In the workshop we worked on the understanding and improving the 21st Century Learning key concepts and the materials, especially rubrics. The participants were professionals in teacher training, professional development and Educational R&D and were asked to work with the materials, try to understand the key concepts and give feedback on the clarity and the applicability of these concepts and the materials / rubrics for teacher training and professional development.
The rubrics describe six important skills for students to develop: (1) collaboration, (2) knowledge construction, (3) self-regulation, (4) real-world problem-solving and innovation, (5) the use of ICT for learning and (6) skilled communication. The rubrics can be used to analyze learning materials / lesson plans and to use when designing new educational plans and materials. In every rubric you can assign a a number from 1-4(5) according to how strongly it offers opportunities to develop a given skill. We were given examples from the ITL research of learning activities from participating countries.
The training method was clear and useful. It even modeled one training method clearly. We defined and discussed our subjective concept of the skills (whats the big idea), then the trainer explained what ITL’s definition was and the criteria they used to place a activity in a category of use, we looked at the rubric to understand what the rubric used as criteria, then we looked at examples of real-world educational materials in which the skill was included, assign a number from 1-4 (5) to explain how strongly it offers opportunities to develop the give skill.
This way we understood how clear the concept was ( it’s difficult to use not very clear concepts in a training session yourself) and how useful the rubrics were and were able to give feedback on the usefulness of the concepts, the materials and the training method.
A few reflections on my own learning.
- it’s a good idea to use the term 21st century learning and not 21st century skills. Many skills involved were important in the 20st century also.
- working with rubrics is a strong way to get a grip on complex skills and strategies.
- the first four skills were clear and the rubrics were useful
- the last two: use of ICT for learning and skilled communication were much more difficult to define and use in a rubric. Much discussion was needed to work on this and sometimes there was not enough clarity Maybe the first one is not a skill and must be integrated and the second still to vague. Work to be done.
- the numbers were meant to differentiate between different types of educational materials, especially assignments. But 1-5 means for a teacher that 5 is much better than 1, so you use it as a range and you probably want to have only 5’s. This is not what we want, is it? This will be also a problem to deal with in your own training situations.
- the way Deidre led the training was very professional
- the workshop was inspiring and we started to collaborate online using Yammer. we would like to use each others expertise to improve our own work on 21st century learning and the R7D and training activities
- we didn’t work on designing. how can you help a teachers to (re)design his own education, working on 21st century learning. Maybe some other time
On the ITL 21st Century Learning Design page you can find the ITL Research report, more details of the ITL 21st Century Learning Design Program and the rubrics used in the professional development programs and in the workshop in Copenhagen.
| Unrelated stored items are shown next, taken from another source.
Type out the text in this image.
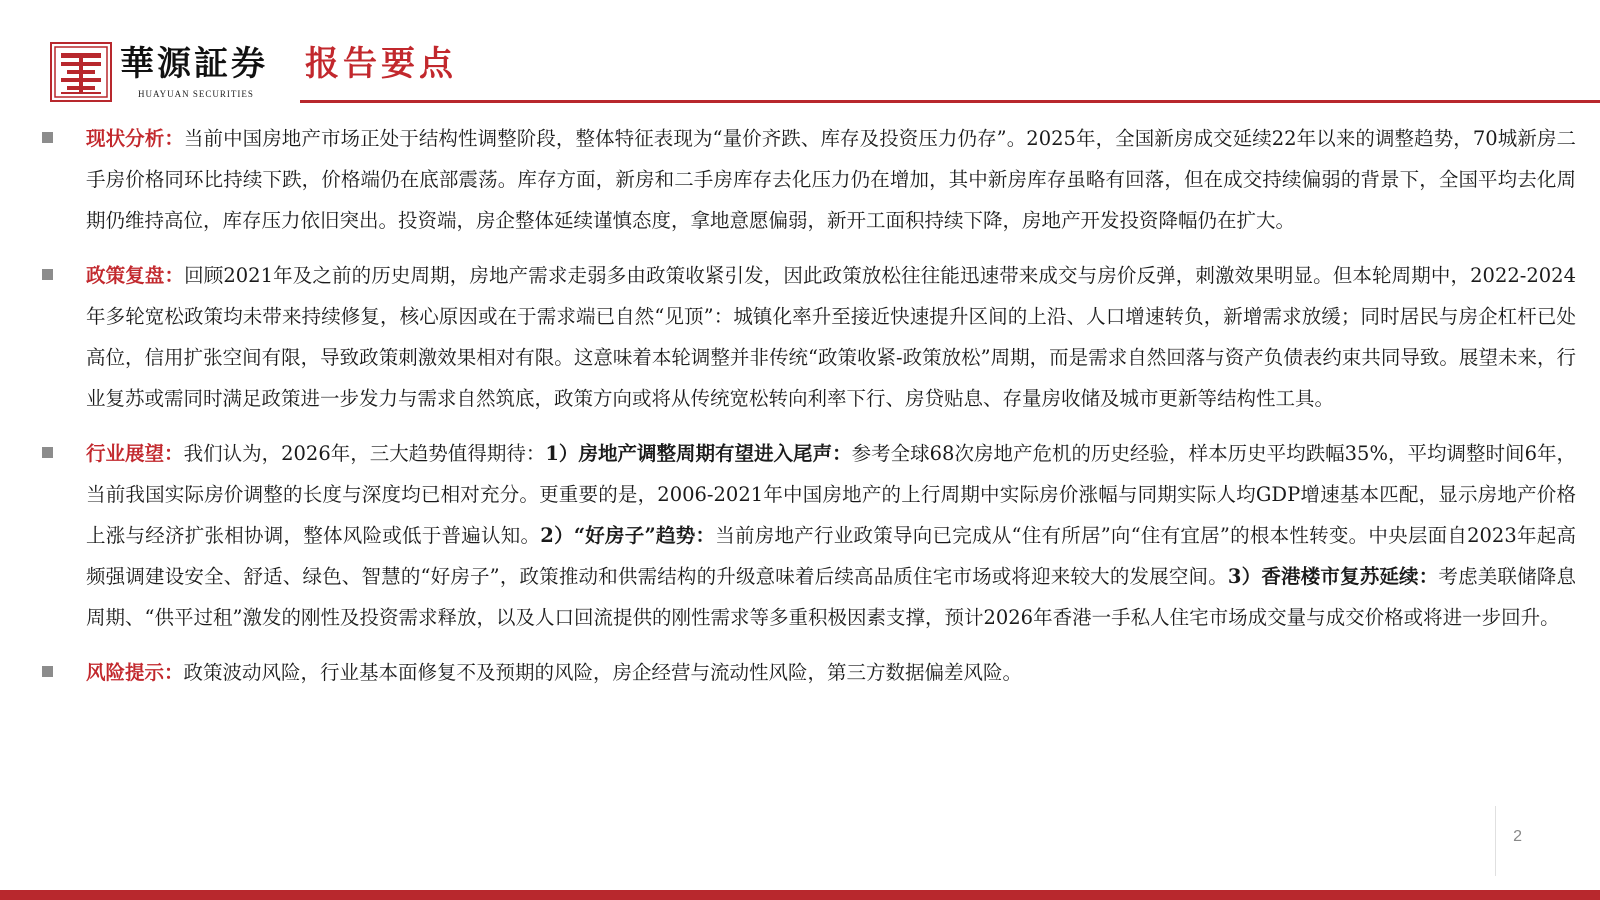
華源証券
HUAYUAN SECURITIES
报告要点
现状分析：当前中国房地产市场正处于结构性调整阶段，整体特征表现为“量价齐跌、库存及投资压力仍存”。2025年，全国新房成交延续22年以来的调整趋势，70城新房二手房价格同环比持续下跌，价格端仍在底部震荡。库存方面，新房和二手房库存去化压力仍在增加，其中新房库存虽略有回落，但在成交持续偏弱的背景下，全国平均去化周期仍维持高位，库存压力依旧突出。投资端，房企整体延续谨慎态度，拿地意愿偏弱，新开工面积持续下降，房地产开发投资降幅仍在扩大。
政策复盘：回顾2021年及之前的历史周期，房地产需求走弱多由政策收紧引发，因此政策放松往往能迅速带来成交与房价反弹，刺激效果明显。但本轮周期中，2022-2024年多轮宽松政策均未带来持续修复，核心原因或在于需求端已自然“见顶”：城镇化率升至接近快速提升区间的上沿、人口增速转负，新增需求放缓；同时居民与房企杠杆已处高位，信用扩张空间有限，导致政策刺激效果相对有限。这意味着本轮调整并非传统“政策收紧-政策放松”周期，而是需求自然回落与资产负债表约束共同导致。展望未来，行业复苏或需同时满足政策进一步发力与需求自然筑底，政策方向或将从传统宽松转向利率下行、房贷贴息、存量房收储及城市更新等结构性工具。
行业展望：我们认为，2026年，三大趋势值得期待：1）房地产调整周期有望进入尾声：参考全球68次房地产危机的历史经验，样本历史平均跌幅35%，平均调整时间6年，当前我国实际房价调整的长度与深度均已相对充分。更重要的是，2006-2021年中国房地产的上行周期中实际房价涨幅与同期实际人均GDP增速基本匹配，显示房地产价格上涨与经济扩张相协调，整体风险或低于普遍认知。2）“好房子”趋势：当前房地产行业政策导向已完成从“住有所居”向“住有宜居”的根本性转变。中央层面自2023年起高频强调建设安全、舒适、绿色、智慧的“好房子”，政策推动和供需结构的升级意味着后续高品质住宅市场或将迎来较大的发展空间。3）香港楼市复苏延续：考虑美联储降息周期、“供平过租”激发的刚性及投资需求释放，以及人口回流提供的刚性需求等多重积极因素支撑，预计2026年香港一手私人住宅市场成交量与成交价格或将进一步回升。
风险提示：政策波动风险，行业基本面修复不及预期的风险，房企经营与流动性风险，第三方数据偏差风险。
2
4 thoughts on “21 Century Learning Design workshop”
Hi Jeroen, good summary, since workshop I have been wondering about are there any priorities across the dimensions – which is best place to start for a school to make most immediate impact
That’s a good question, but I have no straight answer 😉
I would say that the last two dimensions: the use of ICT and Skilled communication need some improvement first. So I would not start with that. In my vision Knowledge Construction and Real World problem-solving are very relevant if you want to work on transfer and meaningful teaching related to society now and quite new for most teachers.